Correct Answer: Option A (Both A and R are true and R is the correct explanation of A)

Concept Explanation: The derivative of \(f(x) = e^x\) is \(f'(x) = e^x\). Since \(e^x > 0\) for all real numbers \(x\), the function is strictly increasing. The reason correctly outlines the first derivative test for strictly increasing functions.

Correct Answer: Option B (6 meters)

Concept Explanation: The arch meets the ground where height \(y = 0\). Setting \(9 - x^2 = 0\) gives \(x^2 = 9\), so \(x = 3\) and \(x = -3\). The total width is the distance between \(-3\) and \(3\), which is \(3 - (-3) = 6\) meters.

Correct Answer: Option C (36 sq. meters)

Concept Explanation: The area is given by the integral of the curve from \(x = -3\) to \(x = 3\). Area = \(\int_{-3}^{3} (9 - x^2) dx\). Since it's an even function, \(2 \int_{0}^{3} (9 - x^2) dx = 2 [9x - \frac{x^3}{3}]_{0}^{3} = 2 [27 - 9] = 2(18) = 36\) sq. meters.

Correct Answer: Option B (\(\frac{1}{\sqrt{10}}\))

Concept Explanation: Let \(\cos^{-1}\left(\frac{4}{5}\right) = \theta \implies \cos\theta = \frac{4}{5}\). We need to find \(\sin(\frac{\theta}{2})\). Using the half-angle formula: \(1 - 2\sin^2(\frac{\theta}{2}) = \cos\theta \implies 1 - 2\sin^2(\frac{\theta}{2}) = \frac{4}{5} \implies 2\sin^2(\frac{\theta}{2}) = \frac{1}{5} \implies \sin^2(\frac{\theta}{2}) = \frac{1}{10}\). Since \(\theta\) is in quadrant I, \(\sin(\frac{\theta}{2})\) is positive, so \(\frac{1}{\sqrt{10}}\).

Correct Answer: Option A (1)

Concept Explanation: While exponential forms of derivatives usually make the degree "not defined," this equation can be algebraically manipulated to isolate the derivative. Taking the natural logarithm of both sides gives \(\frac{dy}{dx} = \ln x\). Here, the highest order derivative has a power of 1, and the equation is a polynomial in its derivatives. So, the degree is 1.
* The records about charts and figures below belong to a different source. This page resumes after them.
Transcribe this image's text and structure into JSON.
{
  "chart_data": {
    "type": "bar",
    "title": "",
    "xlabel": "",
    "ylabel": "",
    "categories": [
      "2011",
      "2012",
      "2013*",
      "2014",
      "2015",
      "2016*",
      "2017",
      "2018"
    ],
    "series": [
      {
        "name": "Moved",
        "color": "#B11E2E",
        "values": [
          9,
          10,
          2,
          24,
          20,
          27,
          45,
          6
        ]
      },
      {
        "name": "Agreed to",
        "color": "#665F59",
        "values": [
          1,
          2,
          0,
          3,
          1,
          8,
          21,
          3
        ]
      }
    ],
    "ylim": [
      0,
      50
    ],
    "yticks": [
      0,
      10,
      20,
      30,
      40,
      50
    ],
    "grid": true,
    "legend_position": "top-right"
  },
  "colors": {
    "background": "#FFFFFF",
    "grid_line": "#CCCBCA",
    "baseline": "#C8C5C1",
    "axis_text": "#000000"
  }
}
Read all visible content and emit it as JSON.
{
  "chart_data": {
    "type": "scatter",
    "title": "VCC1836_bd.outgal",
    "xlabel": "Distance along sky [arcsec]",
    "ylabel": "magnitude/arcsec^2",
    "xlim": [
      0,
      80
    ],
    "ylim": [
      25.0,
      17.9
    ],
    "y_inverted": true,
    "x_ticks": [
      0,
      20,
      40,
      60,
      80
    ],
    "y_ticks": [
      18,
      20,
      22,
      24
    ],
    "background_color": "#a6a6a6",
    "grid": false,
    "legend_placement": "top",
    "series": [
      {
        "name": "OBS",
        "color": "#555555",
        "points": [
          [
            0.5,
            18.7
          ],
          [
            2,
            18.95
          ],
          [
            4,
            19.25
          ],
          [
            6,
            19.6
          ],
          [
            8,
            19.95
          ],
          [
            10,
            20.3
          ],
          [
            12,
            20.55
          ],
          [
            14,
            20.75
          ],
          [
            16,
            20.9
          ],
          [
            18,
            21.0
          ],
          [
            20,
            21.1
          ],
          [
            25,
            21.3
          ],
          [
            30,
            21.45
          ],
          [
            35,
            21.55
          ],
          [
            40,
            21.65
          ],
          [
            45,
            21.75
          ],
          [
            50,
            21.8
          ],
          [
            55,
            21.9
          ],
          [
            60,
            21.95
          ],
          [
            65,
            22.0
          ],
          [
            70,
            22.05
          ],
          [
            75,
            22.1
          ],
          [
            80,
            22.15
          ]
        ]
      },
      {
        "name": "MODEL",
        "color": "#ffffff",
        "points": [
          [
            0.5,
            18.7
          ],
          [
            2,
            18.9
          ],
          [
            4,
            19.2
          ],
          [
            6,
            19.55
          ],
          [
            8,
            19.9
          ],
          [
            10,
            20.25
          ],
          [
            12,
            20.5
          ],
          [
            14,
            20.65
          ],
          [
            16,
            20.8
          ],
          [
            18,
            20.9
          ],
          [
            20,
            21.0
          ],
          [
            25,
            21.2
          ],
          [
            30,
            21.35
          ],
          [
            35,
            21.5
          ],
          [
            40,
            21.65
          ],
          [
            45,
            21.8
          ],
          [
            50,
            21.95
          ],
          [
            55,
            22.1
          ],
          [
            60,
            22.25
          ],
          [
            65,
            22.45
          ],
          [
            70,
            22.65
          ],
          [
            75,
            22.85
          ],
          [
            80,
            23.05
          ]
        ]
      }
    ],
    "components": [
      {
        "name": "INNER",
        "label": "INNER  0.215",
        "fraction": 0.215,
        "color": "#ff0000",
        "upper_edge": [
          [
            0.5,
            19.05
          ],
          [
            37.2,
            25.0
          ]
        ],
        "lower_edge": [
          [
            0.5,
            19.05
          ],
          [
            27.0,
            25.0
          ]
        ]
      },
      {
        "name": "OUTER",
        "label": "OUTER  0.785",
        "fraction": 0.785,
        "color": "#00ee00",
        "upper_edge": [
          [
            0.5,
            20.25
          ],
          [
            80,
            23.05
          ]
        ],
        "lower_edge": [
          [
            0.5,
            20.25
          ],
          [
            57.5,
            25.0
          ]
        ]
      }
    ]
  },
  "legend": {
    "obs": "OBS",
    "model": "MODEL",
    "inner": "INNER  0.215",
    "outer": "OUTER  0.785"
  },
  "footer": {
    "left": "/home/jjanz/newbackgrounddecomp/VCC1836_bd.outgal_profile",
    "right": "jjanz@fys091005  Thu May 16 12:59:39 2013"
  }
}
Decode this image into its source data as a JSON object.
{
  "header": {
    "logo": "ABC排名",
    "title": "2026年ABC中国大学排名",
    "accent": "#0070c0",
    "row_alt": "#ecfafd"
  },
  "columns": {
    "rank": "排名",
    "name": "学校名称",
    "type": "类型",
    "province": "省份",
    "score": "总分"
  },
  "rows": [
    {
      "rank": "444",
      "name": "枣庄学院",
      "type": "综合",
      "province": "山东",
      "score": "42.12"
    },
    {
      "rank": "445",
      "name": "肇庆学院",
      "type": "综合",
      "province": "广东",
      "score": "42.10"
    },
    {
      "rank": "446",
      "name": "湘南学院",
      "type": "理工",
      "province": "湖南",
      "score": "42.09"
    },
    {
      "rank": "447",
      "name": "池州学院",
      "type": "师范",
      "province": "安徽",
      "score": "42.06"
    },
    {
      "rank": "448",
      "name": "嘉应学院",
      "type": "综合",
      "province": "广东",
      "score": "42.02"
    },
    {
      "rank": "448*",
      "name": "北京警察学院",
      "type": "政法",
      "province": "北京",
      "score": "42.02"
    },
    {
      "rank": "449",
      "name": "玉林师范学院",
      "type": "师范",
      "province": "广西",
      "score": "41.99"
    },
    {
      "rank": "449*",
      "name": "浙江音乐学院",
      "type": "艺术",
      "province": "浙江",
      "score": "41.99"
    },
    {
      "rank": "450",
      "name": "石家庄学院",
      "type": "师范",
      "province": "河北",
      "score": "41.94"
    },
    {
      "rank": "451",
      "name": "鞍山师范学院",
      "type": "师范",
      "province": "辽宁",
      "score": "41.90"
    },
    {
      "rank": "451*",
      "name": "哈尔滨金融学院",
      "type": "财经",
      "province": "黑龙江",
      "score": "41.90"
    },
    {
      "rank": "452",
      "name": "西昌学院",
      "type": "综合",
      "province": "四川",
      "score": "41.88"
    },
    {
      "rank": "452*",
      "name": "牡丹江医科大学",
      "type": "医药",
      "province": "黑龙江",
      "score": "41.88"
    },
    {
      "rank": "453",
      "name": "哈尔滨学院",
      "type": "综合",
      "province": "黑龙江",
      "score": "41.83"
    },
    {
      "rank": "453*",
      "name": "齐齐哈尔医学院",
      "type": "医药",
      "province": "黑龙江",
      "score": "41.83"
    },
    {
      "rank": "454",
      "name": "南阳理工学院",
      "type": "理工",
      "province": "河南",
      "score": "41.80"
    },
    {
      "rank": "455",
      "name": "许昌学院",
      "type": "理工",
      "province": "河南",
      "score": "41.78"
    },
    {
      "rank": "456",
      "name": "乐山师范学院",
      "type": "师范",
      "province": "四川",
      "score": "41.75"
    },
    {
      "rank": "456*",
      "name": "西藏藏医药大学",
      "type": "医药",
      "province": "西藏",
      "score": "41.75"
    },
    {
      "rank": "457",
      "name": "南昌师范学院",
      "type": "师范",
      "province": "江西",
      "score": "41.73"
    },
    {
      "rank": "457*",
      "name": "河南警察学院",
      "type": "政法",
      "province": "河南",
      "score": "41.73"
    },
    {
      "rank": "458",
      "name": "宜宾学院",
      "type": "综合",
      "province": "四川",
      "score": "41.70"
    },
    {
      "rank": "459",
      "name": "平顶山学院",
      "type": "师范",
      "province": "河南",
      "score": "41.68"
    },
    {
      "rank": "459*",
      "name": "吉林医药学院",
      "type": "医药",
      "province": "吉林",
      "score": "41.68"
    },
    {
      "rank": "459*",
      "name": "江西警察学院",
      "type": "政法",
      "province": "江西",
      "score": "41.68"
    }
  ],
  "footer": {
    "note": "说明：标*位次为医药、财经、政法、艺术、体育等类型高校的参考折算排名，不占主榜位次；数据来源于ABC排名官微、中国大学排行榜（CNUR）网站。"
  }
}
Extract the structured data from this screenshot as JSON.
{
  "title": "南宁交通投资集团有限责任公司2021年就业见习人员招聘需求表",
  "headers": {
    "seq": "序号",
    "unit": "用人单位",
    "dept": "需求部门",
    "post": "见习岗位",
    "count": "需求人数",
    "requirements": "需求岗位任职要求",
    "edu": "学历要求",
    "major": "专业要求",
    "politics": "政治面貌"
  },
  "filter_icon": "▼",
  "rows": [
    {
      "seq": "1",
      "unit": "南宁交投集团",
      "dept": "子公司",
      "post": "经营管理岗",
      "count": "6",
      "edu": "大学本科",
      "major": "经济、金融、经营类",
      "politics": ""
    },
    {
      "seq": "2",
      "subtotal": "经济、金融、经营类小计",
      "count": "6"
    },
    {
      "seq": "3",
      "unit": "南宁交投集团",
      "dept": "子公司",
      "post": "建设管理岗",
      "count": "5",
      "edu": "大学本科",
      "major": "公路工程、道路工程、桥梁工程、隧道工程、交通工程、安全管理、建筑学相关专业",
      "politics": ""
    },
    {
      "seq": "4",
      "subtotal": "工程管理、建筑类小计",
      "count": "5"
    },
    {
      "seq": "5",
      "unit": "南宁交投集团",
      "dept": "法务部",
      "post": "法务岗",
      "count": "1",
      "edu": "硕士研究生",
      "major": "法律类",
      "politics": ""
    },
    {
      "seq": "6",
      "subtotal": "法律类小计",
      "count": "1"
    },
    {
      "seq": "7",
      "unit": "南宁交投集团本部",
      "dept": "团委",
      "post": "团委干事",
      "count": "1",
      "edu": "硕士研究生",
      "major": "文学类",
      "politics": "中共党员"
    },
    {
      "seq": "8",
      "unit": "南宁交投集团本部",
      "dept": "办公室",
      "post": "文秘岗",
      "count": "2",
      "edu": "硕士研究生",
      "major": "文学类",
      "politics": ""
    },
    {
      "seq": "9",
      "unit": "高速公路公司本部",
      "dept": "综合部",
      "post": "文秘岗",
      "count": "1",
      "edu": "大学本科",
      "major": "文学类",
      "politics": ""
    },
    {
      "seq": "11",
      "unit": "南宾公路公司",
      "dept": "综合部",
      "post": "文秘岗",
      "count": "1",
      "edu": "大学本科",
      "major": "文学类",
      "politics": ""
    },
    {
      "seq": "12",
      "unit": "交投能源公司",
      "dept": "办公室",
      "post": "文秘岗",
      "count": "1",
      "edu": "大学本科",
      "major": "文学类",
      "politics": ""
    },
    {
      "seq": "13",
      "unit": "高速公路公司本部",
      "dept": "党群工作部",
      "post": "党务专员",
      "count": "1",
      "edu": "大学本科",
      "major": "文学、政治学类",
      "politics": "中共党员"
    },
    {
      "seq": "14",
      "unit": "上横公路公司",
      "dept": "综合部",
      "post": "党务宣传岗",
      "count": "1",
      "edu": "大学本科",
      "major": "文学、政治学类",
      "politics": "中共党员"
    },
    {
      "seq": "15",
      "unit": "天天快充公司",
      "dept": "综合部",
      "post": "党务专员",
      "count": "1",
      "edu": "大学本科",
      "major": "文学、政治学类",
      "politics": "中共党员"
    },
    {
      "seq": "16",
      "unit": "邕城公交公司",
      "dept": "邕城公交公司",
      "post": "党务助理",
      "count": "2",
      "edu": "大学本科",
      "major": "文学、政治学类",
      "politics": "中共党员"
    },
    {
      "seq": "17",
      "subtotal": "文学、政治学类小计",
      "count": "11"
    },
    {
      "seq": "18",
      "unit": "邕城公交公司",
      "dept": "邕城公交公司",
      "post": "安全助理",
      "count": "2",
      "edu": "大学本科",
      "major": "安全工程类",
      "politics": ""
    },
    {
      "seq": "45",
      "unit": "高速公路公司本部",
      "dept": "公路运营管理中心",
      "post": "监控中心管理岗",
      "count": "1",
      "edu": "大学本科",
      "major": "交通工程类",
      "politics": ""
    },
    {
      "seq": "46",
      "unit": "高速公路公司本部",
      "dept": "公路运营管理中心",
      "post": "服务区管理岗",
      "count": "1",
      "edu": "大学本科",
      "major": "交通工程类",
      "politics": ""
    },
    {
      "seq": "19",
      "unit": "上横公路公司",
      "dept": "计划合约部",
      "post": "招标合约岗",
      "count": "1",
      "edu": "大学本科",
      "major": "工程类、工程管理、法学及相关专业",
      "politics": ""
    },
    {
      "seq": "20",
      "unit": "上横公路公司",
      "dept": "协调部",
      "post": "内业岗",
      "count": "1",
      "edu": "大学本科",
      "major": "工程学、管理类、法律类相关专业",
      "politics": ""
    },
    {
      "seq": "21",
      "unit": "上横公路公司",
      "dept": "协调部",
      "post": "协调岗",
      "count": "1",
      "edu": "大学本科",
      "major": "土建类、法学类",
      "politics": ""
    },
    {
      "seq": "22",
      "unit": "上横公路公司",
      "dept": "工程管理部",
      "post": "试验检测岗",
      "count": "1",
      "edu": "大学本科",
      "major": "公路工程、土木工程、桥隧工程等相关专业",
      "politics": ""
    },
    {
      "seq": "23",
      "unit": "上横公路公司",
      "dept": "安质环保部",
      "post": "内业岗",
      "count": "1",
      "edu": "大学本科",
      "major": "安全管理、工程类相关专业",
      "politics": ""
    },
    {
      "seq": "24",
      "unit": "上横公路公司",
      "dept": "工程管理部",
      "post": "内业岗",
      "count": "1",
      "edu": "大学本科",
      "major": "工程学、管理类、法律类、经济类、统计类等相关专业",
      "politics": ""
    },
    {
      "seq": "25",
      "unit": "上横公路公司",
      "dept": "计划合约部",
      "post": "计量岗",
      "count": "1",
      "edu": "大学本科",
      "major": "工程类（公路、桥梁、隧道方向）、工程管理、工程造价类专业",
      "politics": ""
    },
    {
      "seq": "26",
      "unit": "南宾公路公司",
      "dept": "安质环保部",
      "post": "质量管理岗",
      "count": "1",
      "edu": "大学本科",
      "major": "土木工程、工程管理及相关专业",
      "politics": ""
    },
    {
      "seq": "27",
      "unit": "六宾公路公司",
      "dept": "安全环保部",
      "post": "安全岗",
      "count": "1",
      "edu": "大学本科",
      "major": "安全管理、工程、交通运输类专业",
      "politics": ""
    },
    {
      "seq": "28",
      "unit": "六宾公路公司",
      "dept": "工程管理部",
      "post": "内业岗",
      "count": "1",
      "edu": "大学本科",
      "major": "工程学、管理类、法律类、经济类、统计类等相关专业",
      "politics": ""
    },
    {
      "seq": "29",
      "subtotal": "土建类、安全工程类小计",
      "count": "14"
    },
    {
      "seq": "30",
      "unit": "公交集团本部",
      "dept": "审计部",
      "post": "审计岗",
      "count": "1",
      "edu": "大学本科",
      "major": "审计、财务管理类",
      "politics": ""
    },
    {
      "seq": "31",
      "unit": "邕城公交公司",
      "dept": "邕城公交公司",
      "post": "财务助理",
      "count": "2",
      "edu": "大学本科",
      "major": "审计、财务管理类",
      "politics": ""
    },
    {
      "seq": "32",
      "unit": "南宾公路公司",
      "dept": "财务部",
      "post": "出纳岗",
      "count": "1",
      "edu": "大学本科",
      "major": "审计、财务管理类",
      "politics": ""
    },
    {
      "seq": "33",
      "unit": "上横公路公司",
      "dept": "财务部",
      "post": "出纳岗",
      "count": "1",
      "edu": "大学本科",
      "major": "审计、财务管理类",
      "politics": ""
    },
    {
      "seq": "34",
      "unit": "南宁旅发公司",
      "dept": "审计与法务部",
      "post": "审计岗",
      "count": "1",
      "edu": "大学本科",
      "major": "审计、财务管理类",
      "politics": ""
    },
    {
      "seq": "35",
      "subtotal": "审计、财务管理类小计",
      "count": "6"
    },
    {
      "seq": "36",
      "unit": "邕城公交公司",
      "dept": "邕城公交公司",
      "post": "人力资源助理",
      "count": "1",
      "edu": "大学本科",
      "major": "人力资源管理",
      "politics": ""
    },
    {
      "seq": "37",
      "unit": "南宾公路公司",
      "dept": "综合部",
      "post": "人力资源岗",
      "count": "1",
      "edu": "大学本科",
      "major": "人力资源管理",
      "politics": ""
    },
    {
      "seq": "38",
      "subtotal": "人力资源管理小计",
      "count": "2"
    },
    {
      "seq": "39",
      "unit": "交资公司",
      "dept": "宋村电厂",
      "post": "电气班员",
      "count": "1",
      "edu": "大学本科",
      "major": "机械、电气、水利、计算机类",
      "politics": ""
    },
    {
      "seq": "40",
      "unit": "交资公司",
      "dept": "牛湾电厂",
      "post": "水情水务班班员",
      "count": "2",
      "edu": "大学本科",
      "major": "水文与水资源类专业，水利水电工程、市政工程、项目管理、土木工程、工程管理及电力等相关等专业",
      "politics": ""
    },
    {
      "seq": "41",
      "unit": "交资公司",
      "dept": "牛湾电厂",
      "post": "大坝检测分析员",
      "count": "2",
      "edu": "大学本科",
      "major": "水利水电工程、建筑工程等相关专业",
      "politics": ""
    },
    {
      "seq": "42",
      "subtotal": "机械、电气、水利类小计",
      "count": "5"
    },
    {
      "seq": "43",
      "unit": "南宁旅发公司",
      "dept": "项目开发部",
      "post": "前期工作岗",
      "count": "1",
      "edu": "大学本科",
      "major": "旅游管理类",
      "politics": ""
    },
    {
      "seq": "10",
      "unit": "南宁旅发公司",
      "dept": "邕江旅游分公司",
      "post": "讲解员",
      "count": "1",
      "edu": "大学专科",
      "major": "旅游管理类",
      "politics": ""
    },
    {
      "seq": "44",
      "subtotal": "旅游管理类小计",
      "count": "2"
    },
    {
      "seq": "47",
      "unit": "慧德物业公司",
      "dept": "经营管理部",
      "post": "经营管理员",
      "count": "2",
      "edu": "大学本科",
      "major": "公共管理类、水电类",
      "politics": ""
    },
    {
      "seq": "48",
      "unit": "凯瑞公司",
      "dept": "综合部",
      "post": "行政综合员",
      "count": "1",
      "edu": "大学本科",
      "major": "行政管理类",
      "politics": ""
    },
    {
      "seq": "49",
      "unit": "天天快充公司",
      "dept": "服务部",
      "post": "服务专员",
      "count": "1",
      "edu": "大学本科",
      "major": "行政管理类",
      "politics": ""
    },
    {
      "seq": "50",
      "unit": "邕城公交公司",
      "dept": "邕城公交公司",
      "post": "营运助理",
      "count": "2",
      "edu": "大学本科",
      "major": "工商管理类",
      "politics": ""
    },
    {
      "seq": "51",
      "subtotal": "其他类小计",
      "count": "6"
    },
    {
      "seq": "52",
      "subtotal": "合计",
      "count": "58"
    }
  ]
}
Correct Answer: Option C (\(\pm 8\))

Concept Explanation: The property relating a matrix and its adjoint's determinant is \(|adj A| = |A|^{n-1}\), where \(n\) is the order of the matrix. Here \(n = 3\), so \(|adj A| = |A|^{3-1} = |A|^2\). We are given \(|A|^2 = 64\), which means \(|A| = \pm 8\).